Ze względu na chorobę nie mogłam tego zrobić . A też nie chciałam na przymus , żeby nie zepsuć całej zabawki . Końcowa dekoracja to jednak najważniejsza sprawa..
Druga sprawa..zbierałam się z tym przez długi czas.. zgłosiłam się do akcji tutaj
"Craftujemy dla Hospicjum CORDIS" i miałam w planie zrobić jakąś zabawkę - padło na królika
..ojj dawno był uszyty tułów , ale biedak przez długi czas czekał na kończyny . Jakoś się zebrałam
i je zrobiłam . W planie były w sumie dwa króliki , ale nie mam na to wystarczającej ilości energii.. dobrze , że jest jeden - wg mnie liczy się jakość , a nie ilość .

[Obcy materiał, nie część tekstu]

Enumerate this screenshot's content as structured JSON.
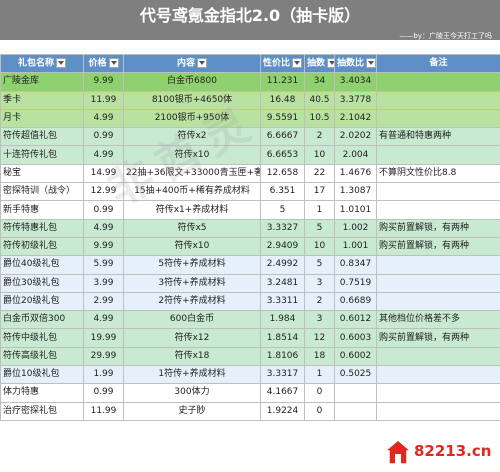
{
  "banner": {
    "title": "代号鸢氪金指北2.0（抽卡版）",
    "credit": "——by：广陵王今天打工了吗"
  },
  "table": {
    "headers": [
      "礼包名称",
      "价格",
      "内容",
      "性价比",
      "抽数",
      "抽数比",
      "备注"
    ],
    "rows": [
      {
        "name": "广陵金库",
        "price": "9.99",
        "content": "白金币6800",
        "value": "11.231",
        "pulls": "34",
        "ratio": "3.4034",
        "note": ""
      },
      {
        "name": "季卡",
        "price": "11.99",
        "content": "8100银币+4650体",
        "value": "16.48",
        "pulls": "40.5",
        "ratio": "3.3778",
        "note": ""
      },
      {
        "name": "月卡",
        "price": "4.99",
        "content": "2100银币+950体",
        "value": "9.5591",
        "pulls": "10.5",
        "ratio": "2.1042",
        "note": ""
      },
      {
        "name": "符传超值礼包",
        "price": "0.99",
        "content": "符传x2",
        "value": "6.6667",
        "pulls": "2",
        "ratio": "2.0202",
        "note": "有普通和特惠两种"
      },
      {
        "name": "十连符传礼包",
        "price": "4.99",
        "content": "符传x10",
        "value": "6.6653",
        "pulls": "10",
        "ratio": "2.004",
        "note": ""
      },
      {
        "name": "秘宝",
        "price": "14.99",
        "content": "22抽+36限文+33000青玉匣+奢算筹",
        "value": "12.658",
        "pulls": "22",
        "ratio": "1.4676",
        "note": "不算阴文性价比8.8"
      },
      {
        "name": "密探特训（战令）",
        "price": "12.99",
        "content": "15抽+400币+稀有养成材料",
        "value": "6.351",
        "pulls": "17",
        "ratio": "1.3087",
        "note": ""
      },
      {
        "name": "新手特惠",
        "price": "0.99",
        "content": "符传x1+养成材料",
        "value": "5",
        "pulls": "1",
        "ratio": "1.0101",
        "note": ""
      },
      {
        "name": "符传特惠礼包",
        "price": "4.99",
        "content": "符传x5",
        "value": "3.3327",
        "pulls": "5",
        "ratio": "1.002",
        "note": "购买前置解锁，有两种"
      },
      {
        "name": "符传初级礼包",
        "price": "9.99",
        "content": "符传x10",
        "value": "2.9409",
        "pulls": "10",
        "ratio": "1.001",
        "note": "购买前置解锁，有两种"
      },
      {
        "name": "爵位40级礼包",
        "price": "5.99",
        "content": "5符传+养成材料",
        "value": "2.4992",
        "pulls": "5",
        "ratio": "0.8347",
        "note": ""
      },
      {
        "name": "爵位30级礼包",
        "price": "3.99",
        "content": "3符传+养成材料",
        "value": "3.2481",
        "pulls": "3",
        "ratio": "0.7519",
        "note": ""
      },
      {
        "name": "爵位20级礼包",
        "price": "2.99",
        "content": "2符传+养成材料",
        "value": "3.3311",
        "pulls": "2",
        "ratio": "0.6689",
        "note": ""
      },
      {
        "name": "白金币双倍300",
        "price": "4.99",
        "content": "600白金币",
        "value": "1.984",
        "pulls": "3",
        "ratio": "0.6012",
        "note": "其他档位价格差不多"
      },
      {
        "name": "符传中级礼包",
        "price": "19.99",
        "content": "符传x12",
        "value": "1.8514",
        "pulls": "12",
        "ratio": "0.6003",
        "note": "购买前置解锁，有两种"
      },
      {
        "name": "符传高级礼包",
        "price": "29.99",
        "content": "符传x18",
        "value": "1.8106",
        "pulls": "18",
        "ratio": "0.6002",
        "note": ""
      },
      {
        "name": "爵位10级礼包",
        "price": "1.99",
        "content": "1符传+养成材料",
        "value": "3.3317",
        "pulls": "1",
        "ratio": "0.5025",
        "note": ""
      },
      {
        "name": "体力特惠",
        "price": "0.99",
        "content": "300体力",
        "value": "4.1667",
        "pulls": "0",
        "ratio": "",
        "note": ""
      },
      {
        "name": "治疗密探礼包",
        "price": "11.99",
        "content": "史子眇",
        "value": "1.9224",
        "pulls": "0",
        "ratio": "",
        "note": ""
      }
    ]
  },
  "watermark": "非酋灵",
  "site_mark": {
    "text": "82213.cn",
    "icon": "house-icon"
  },
  "colors": {
    "banner": "#7f7f7f",
    "header": "#5f8fc7",
    "top_row": "#8fd16f",
    "green_rows": "#b9e2a0",
    "mint_rows": "#c8ead1",
    "light_rows": "#e6f0fa",
    "site_mark": "#e0281e"
  }
}
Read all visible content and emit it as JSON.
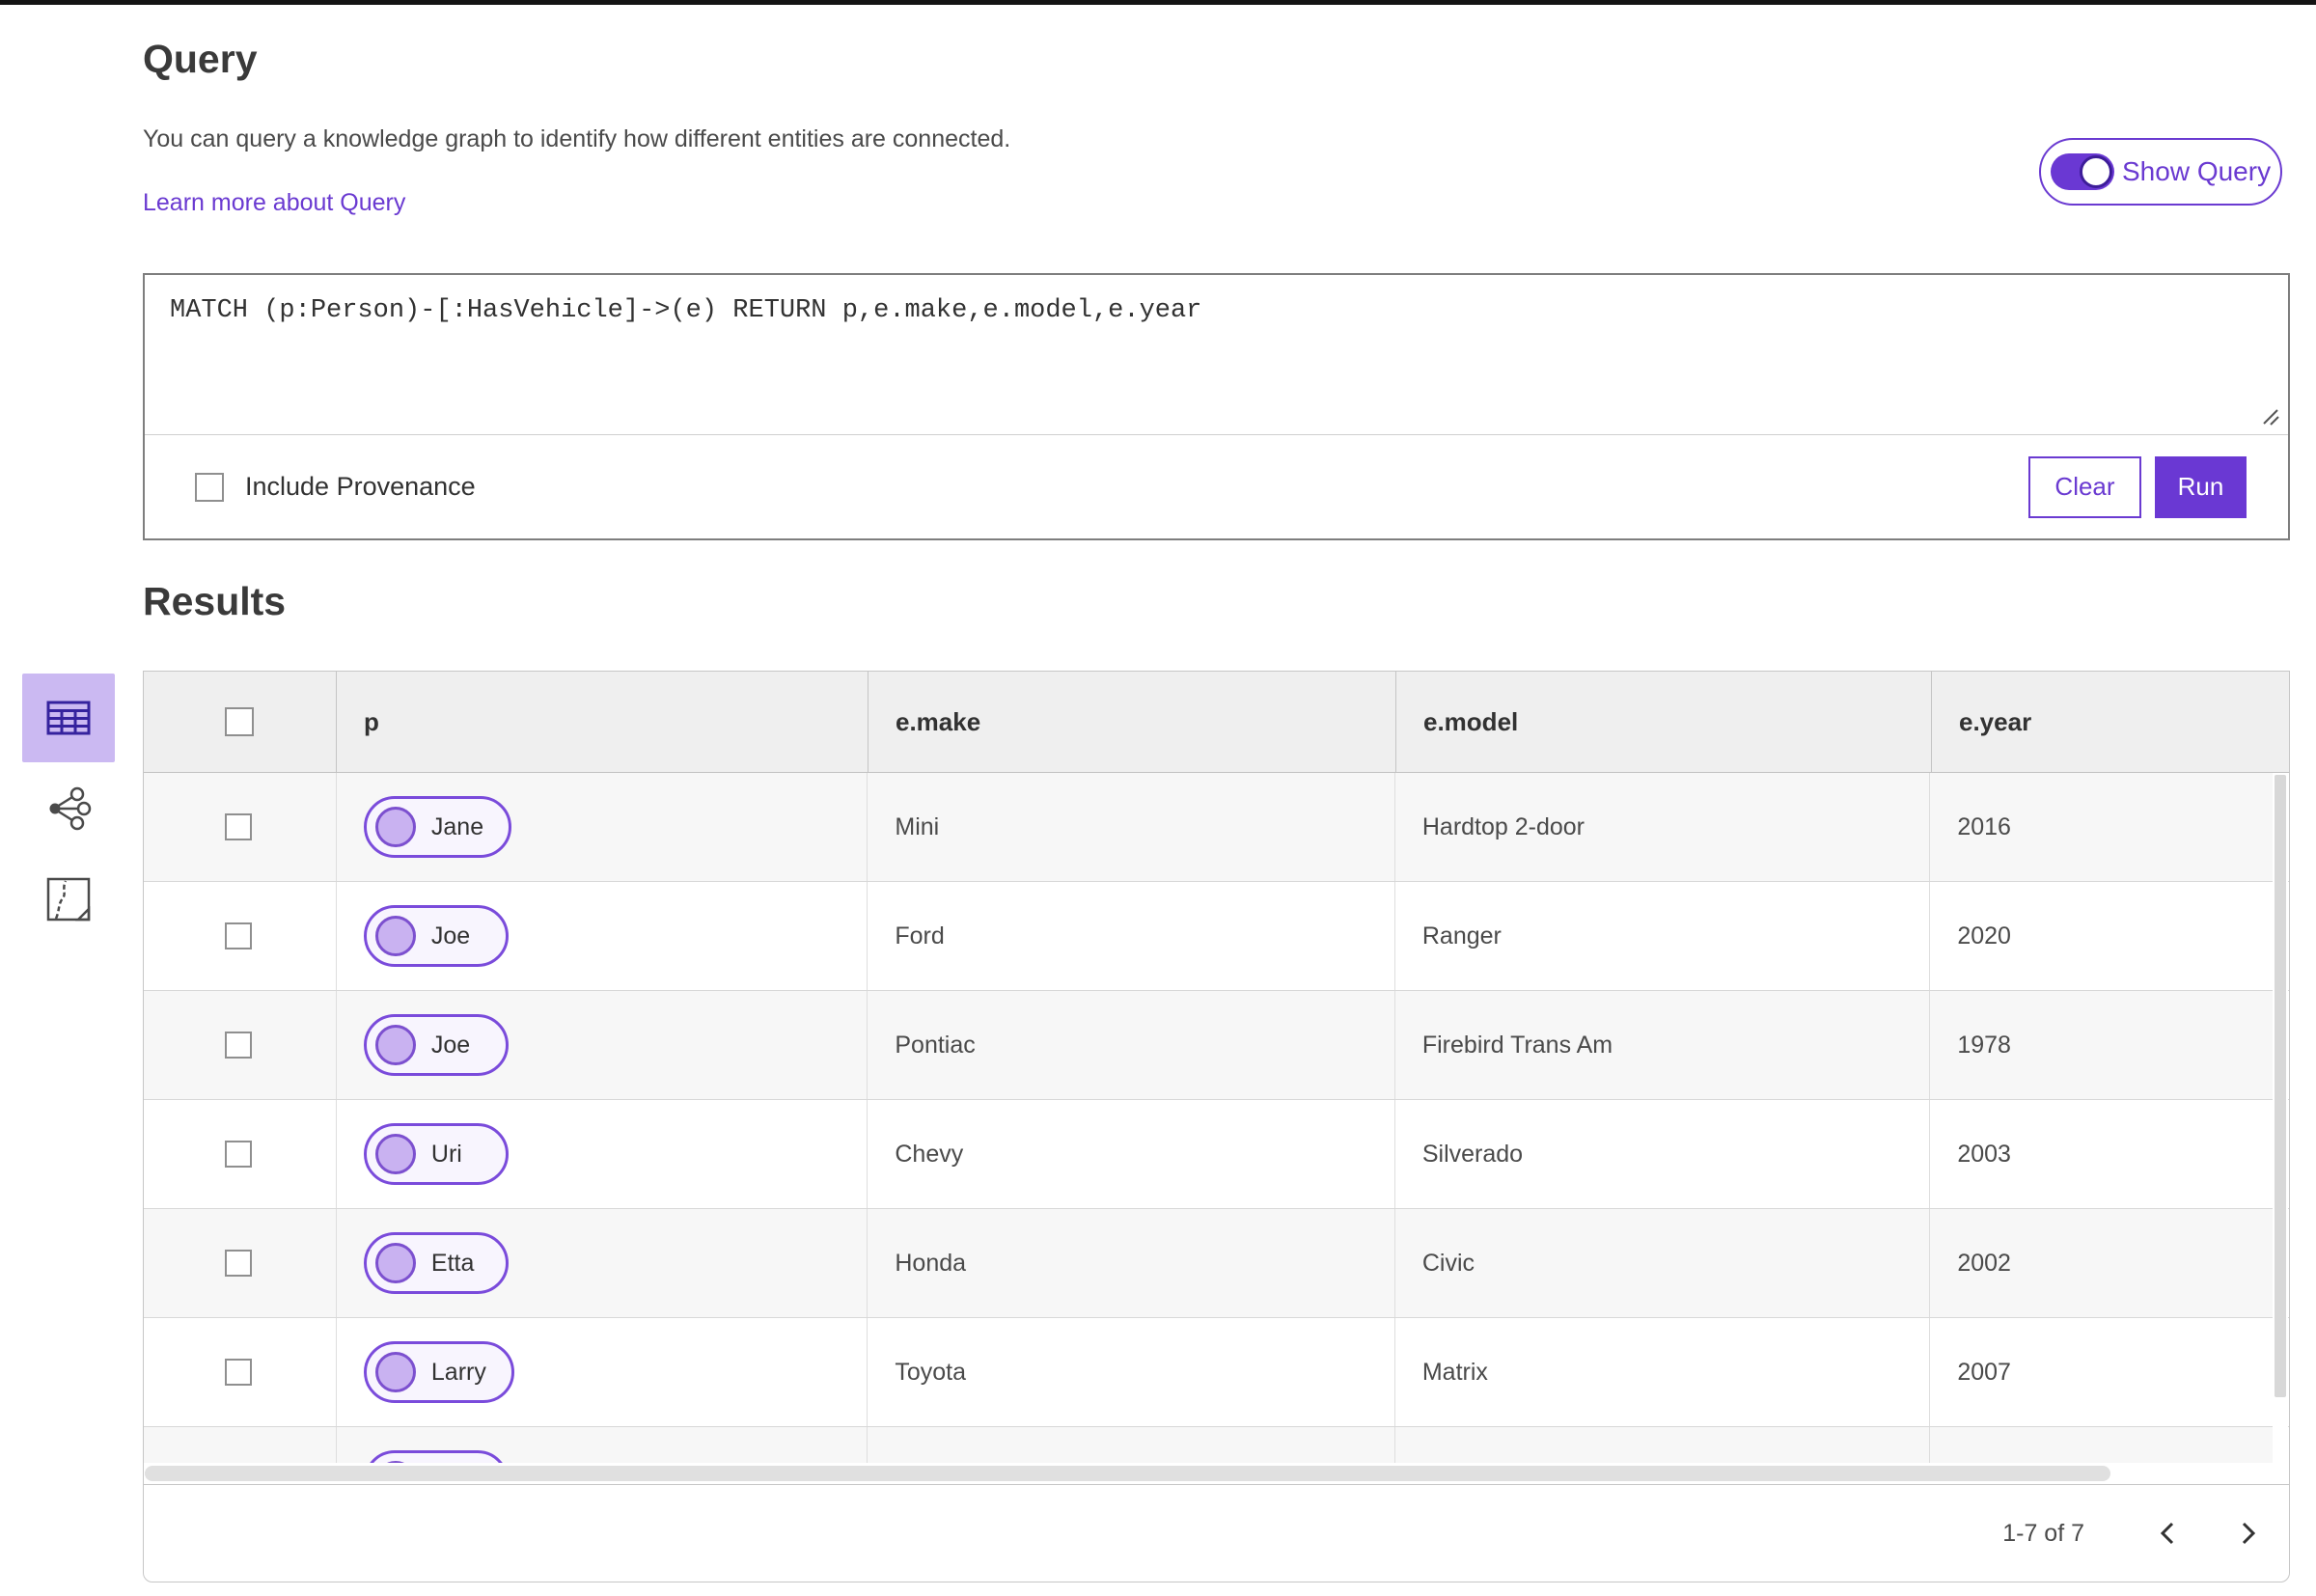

- w całości..ale mało widoczny..
- zbliżenie..
- tył-ek zszyty ściegiem krytym
- łapki również..
- tu przekręcony..nie wiem jak to zmienić
jest za długi (dł.40 cm), żeby się zmieścił w kadr i jeszcze dobrze wyglądał
Brak komentarzy:
Prześlij komentarz
Dziękuję za komentarze !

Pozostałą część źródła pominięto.